New Orleans In the wake of the massacre at San Bernardino using military grade assault rifles among other weapons, once again some folks are hoping there will be a movement towards more sensible regulation of these kinds of guns at the least. Others were heartened when the Supreme Court declined to hear an appeal on regulations by a community in Illinois that named and shamed certain guns, including these types of assault weapons, in a local ordinance, thereby letting the ban stand.
The Supreme Court has refused to handle lawsuits challenging federal, state, or local gun regulation 70 different times since 2008. Who can tell with the Roberts’ Court, but the implicit message seems to be that if citizens have the will to regulate in other jurisdictions from local communities to states to even the federal government, then the current court is not inclined to get into the mess and turn the tables over on a specious Second Amendment claim.
Social Policy Press is preparing to release Guns and Kids: Can We Stop the Carnage by legal scholar Frank Strier, an emeritus professor at California State. We’ll be talking about this more, but Professor Strier cautions that handguns not assault guns are 99.9% of the issue, when it comes to deaths in this area.
The problem for the President and for many working in the echo chamber where only your own voice can be heard without engaging others is that the ideological and practical gulf between citizens is huge on this issue. I was reminded of this in a brief, pre-dawn conversation with one of my brothers-in-law, who I deeply admire and respect in all things, recently when we stumbled on this issue where our shared outrage at the San Bernardino shooting led us to a frustrated stalemate on what should be done in my view or not done in his opinion.
A long email from a listener named Shawn Buffalo to a KABF on-the-air discussion recently spelled out clearly the gulf that must be bridged as well, as he wrote me,
…the two men speaking were talking about how gun rights should be revoked and how hunters don’t need assault weapons. Hunters don’t need them.

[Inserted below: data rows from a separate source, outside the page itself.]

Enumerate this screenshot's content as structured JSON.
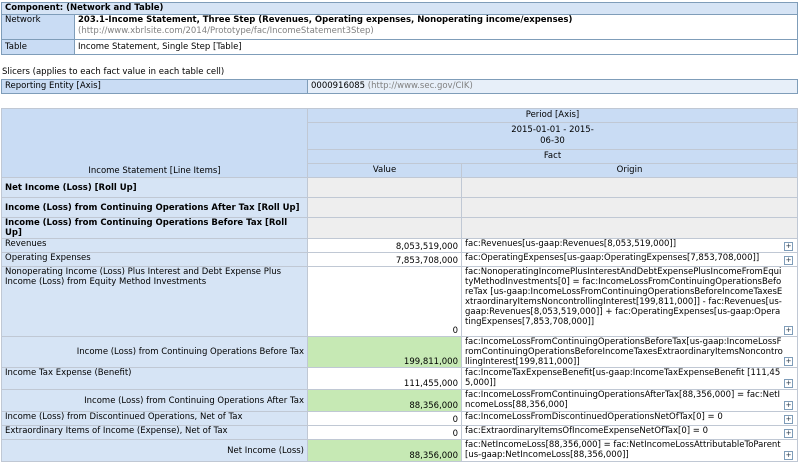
{
  "component": {
    "header": "Component: (Network and Table)",
    "network_label": "Network",
    "network_title": "203.1-Income Statement, Three Step (Revenues, Operating expenses, Nonoperating income/expenses)",
    "network_url": "(http://www.xbrlsite.com/2014/Prototype/fac/IncomeStatement3Step)",
    "table_label": "Table",
    "table_value": "Income Statement, Single Step [Table]"
  },
  "slicers": {
    "caption": "Slicers (applies to each fact value in each table cell)",
    "axis_label": "Reporting Entity [Axis]",
    "axis_value": "0000916085",
    "axis_value_url": "(http://www.sec.gov/CIK)"
  },
  "grid": {
    "period_axis": "Period [Axis]",
    "period_value": "2015-01-01 - 2015-06-30",
    "fact_label": "Fact",
    "line_items_label": "Income Statement [Line Items]",
    "value_col": "Value",
    "origin_col": "Origin",
    "rows": [
      {
        "label": "Net Income (Loss) [Roll Up]",
        "bold": true,
        "abstract": true,
        "value": "",
        "origin": ""
      },
      {
        "label": "Income (Loss) from Continuing Operations After Tax [Roll Up]",
        "bold": true,
        "abstract": true,
        "value": "",
        "origin": ""
      },
      {
        "label": "Income (Loss) from Continuing Operations Before Tax [Roll Up]",
        "bold": true,
        "abstract": true,
        "value": "",
        "origin": ""
      },
      {
        "label": "Revenues",
        "value": "8,053,519,000",
        "origin": "fac:Revenues[us-gaap:Revenues[8,053,519,000]]"
      },
      {
        "label": "Operating Expenses",
        "value": "7,853,708,000",
        "origin": "fac:OperatingExpenses[us-gaap:OperatingExpenses[7,853,708,000]]"
      },
      {
        "label": "Nonoperating Income (Loss) Plus Interest and Debt Expense Plus Income (Loss) from Equity Method Investments",
        "value": "0",
        "origin": "fac:NonoperatingIncomePlusInterestAndDebtExpensePlusIncomeFromEquityMethodInvestments[0] = fac:IncomeLossFromContinuingOperationsBeforeTax [us-gaap:IncomeLossFromContinuingOperationsBeforeIncomeTaxesExtraordinaryItemsNoncontrollingInterest[199,811,000]] - fac:Revenues[us-gaap:Revenues[8,053,519,000]] + fac:OperatingExpenses[us-gaap:OperatingExpenses[7,853,708,000]]"
      },
      {
        "label": "Income (Loss) from Continuing Operations Before Tax",
        "indent": true,
        "total": true,
        "value": "199,811,000",
        "origin": "fac:IncomeLossFromContinuingOperationsBeforeTax[us-gaap:IncomeLossFromContinuingOperationsBeforeIncomeTaxesExtraordinaryItemsNoncontrollingInterest[199,811,000]]"
      },
      {
        "label": "Income Tax Expense (Benefit)",
        "value": "111,455,000",
        "origin": "fac:IncomeTaxExpenseBenefit[us-gaap:IncomeTaxExpenseBenefit [111,455,000]]"
      },
      {
        "label": "Income (Loss) from Continuing Operations After Tax",
        "indent": true,
        "total": true,
        "value": "88,356,000",
        "origin": "fac:IncomeLossFromContinuingOperationsAfterTax[88,356,000] = fac:NetIncomeLoss[88,356,000]"
      },
      {
        "label": "Income (Loss) from Discontinued Operations, Net of Tax",
        "value": "0",
        "origin": "fac:IncomeLossFromDiscontinuedOperationsNetOfTax[0] = 0"
      },
      {
        "label": "Extraordinary Items of Income (Expense), Net of Tax",
        "value": "0",
        "origin": "fac:ExtraordinaryItemsOfIncomeExpenseNetOfTax[0] = 0"
      },
      {
        "label": "Net Income (Loss)",
        "indent": true,
        "total": true,
        "value": "88,356,000",
        "origin": "fac:NetIncomeLoss[88,356,000] = fac:NetIncomeLossAttributableToParent [us-gaap:NetIncomeLoss[88,356,000]]"
      }
    ],
    "expand_icon": "plus-box-icon",
    "expand_glyph": "+"
  },
  "colors": {
    "header_bg": "#c9dcf4",
    "total_value_bg": "#c6e9b4",
    "abstract_bg": "#eeeeee"
  }
}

Citizens do need them to defend against unjust government hostility and even more if our government ever did go outside the peoples will. I surely don’t believe this will happen, but I can’t guarantee it. I don’t own any assault weapons or fire arms. It’s the principle that citizens can arm if needed. Then they said that if this was passed, people wouldn’t be able to buy them. What store do we buy meth at again? Oh, we can’t get it at a store because it’s illegal. Glad we solved that issue. I didn’t post that I am a recipient of the CIB and Valor device for heroism while in combat during one of my tours in Iraq. I trained Iraq Soldiers. I have more than 5 years in deployment between Afghan and Iraq. We never trained ISIS to combat anyone and we never trained the Taliban in Afghan. Both of these actions were stated on this show. Insulted is the only word I know to describe my state of mind after hearing these men talk. Both of these groups need to be engaged in a manner that locates all their elements, fixing there position and then killing them or forcing their unconditional surrender.
Anyone, anywhere, anytime who thinks the issues of guns and gun control can be solved easily needs to get out of their own cocoon and talk to somebody or almost anybody and measure the distance in the discussion on this critical, life-and-death issue. It won’t be just leadership and compromise that gets us to a better, safer place, but listening and learning to search for solution together.